Decorating Your Kitchen: Things You Should Do and One Thing You Shouldn’t Leave a comment


Designing a kitchen that suits your needs, looks stylish, and is within budget may feel like a daunting task. So I polled top designers on the features that make a kitchen shine, as well as those that can cause more stress in the long run. Here, decorating experts weigh in on the most important thing to do when decorating your kitchen as well as one major no-no. Whether you’re undergoing a total kitchen renovation or just a small mini makeover, you can thank me later!

Turns out, designing a kitchen that brings you joy is all about small touches. As Amanda Thompson of ALine Studio says, “Pay attention to detail.” She encourages her clients to select items that are both functional and beautiful, and doing so can actually be quite simple and inexpensive.

“For example, keep soap in glass dispensers or choose attractive dish towels that compliment your style,” Thompson suggests. For designer Maggie Griffin, it’s all about elevating your everyday essentials by decanting or grouping them, which makes things both easier to find and fancier-looking. “Tuck your wooden spoons and spatulas into a pretty silver champagne crock, place your sea salt into a pottery bowl, and corral your olive oil and vinegar on a cutting board,” Griffin suggests.

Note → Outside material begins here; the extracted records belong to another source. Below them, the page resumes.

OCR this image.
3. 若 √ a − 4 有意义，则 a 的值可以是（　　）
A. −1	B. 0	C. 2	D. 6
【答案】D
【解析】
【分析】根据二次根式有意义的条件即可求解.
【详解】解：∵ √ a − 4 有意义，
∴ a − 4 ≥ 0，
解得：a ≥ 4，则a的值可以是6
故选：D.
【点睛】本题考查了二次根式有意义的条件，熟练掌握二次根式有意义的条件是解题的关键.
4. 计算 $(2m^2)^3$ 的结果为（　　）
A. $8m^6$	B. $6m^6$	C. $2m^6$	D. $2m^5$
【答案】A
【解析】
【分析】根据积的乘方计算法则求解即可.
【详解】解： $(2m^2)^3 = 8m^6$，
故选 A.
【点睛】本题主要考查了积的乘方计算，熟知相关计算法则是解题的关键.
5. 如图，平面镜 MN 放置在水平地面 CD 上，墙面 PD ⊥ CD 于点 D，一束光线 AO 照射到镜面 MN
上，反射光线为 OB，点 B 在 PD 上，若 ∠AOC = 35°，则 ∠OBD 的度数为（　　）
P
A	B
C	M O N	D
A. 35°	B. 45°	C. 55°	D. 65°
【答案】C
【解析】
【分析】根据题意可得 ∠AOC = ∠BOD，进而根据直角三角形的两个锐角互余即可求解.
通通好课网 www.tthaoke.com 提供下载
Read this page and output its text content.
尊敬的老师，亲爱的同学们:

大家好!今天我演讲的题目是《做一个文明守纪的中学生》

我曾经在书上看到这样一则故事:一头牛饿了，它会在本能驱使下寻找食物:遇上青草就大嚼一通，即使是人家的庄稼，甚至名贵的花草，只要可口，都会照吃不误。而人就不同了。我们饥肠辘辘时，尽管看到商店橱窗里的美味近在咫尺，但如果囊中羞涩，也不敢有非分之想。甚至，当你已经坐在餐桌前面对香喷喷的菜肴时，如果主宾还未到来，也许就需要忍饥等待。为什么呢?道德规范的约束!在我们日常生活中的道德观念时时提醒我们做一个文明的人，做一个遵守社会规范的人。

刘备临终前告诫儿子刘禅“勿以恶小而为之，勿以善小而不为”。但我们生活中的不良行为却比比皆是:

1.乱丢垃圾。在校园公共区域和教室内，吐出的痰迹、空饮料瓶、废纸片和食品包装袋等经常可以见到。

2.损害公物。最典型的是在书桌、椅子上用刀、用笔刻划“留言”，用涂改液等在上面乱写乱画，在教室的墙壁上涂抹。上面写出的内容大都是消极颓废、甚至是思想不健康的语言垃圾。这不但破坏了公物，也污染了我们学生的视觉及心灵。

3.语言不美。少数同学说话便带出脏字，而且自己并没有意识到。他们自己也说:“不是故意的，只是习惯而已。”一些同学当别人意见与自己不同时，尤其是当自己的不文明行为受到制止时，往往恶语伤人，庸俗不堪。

Plant life is another key detail that can make a kitchen shine brighter. “We love warming up the kitchen with plants or flowers or even some faux stems that can stand the test of time but bring a bit of the outdoors in,” designer Rebecca Johnston shares.

Similarly, designer Eleanor Trepte says the right textiles can add life and softness to a cooking space, too. “Kitchens can be full of hard, cold surfaces, and a runner in a fun color or fabric can really bring a bit of softness and design flair to an otherwise entirely functional space,” she says. “It’s also a great way to inject some print and color into your kitchen while keeping the overall design clean and bright.” Think a small rug in front of the sink, a runner or tablecloth on your kitchen table, and tea towels on hooks or hung over the handles of an appliance.

But don’t go too trendy with appliances, finishes, or big ticket items

As Shannon Kadwell, the lead kitchen and bath designer at Anthony Wilder, states, “Don’t fall prey to trends on your big ticket items,” and her fellow designers agree. “Ask yourself: Will you still love this and can’t do without it 10 years from now?” she says when you go to make a big design decision such as purchasing new appliances, countertops, or even flooring. “If the answer is no, then consider something that is easily replaceable to reflect the style or look that you are seeing,” she adds.

Specifically, designers say bold colored appliances, funky tiles, and other experimental pieces are best avoided. “These items will look dated over time and can limit your design options in the future,” designer Josh Hildreth says. “The kitchen is an expensive space to renovate, so by keeping the built-in elements neutral and simple, it will be easier and less costly to update the look and feel using accessories, artwork, and rugs.”

It isn’t just vibrant hues that may not stand the test of time in a cooking space either. Designer Tracy Morris encourages clients to select a finishes and materials that make sense for your lifestyle. “There are so many people who love the look of marble but hate the maintenance,” she says. “If you know you are this person, do not make the mistake of using a material that will bother your true self.” That being said, you don’t need to totally alter your aesthetic to get the look you want. “Instead, find a quartz that looks like marble,” suggests Morris, who designed the space above. “You will be so happy that you did.”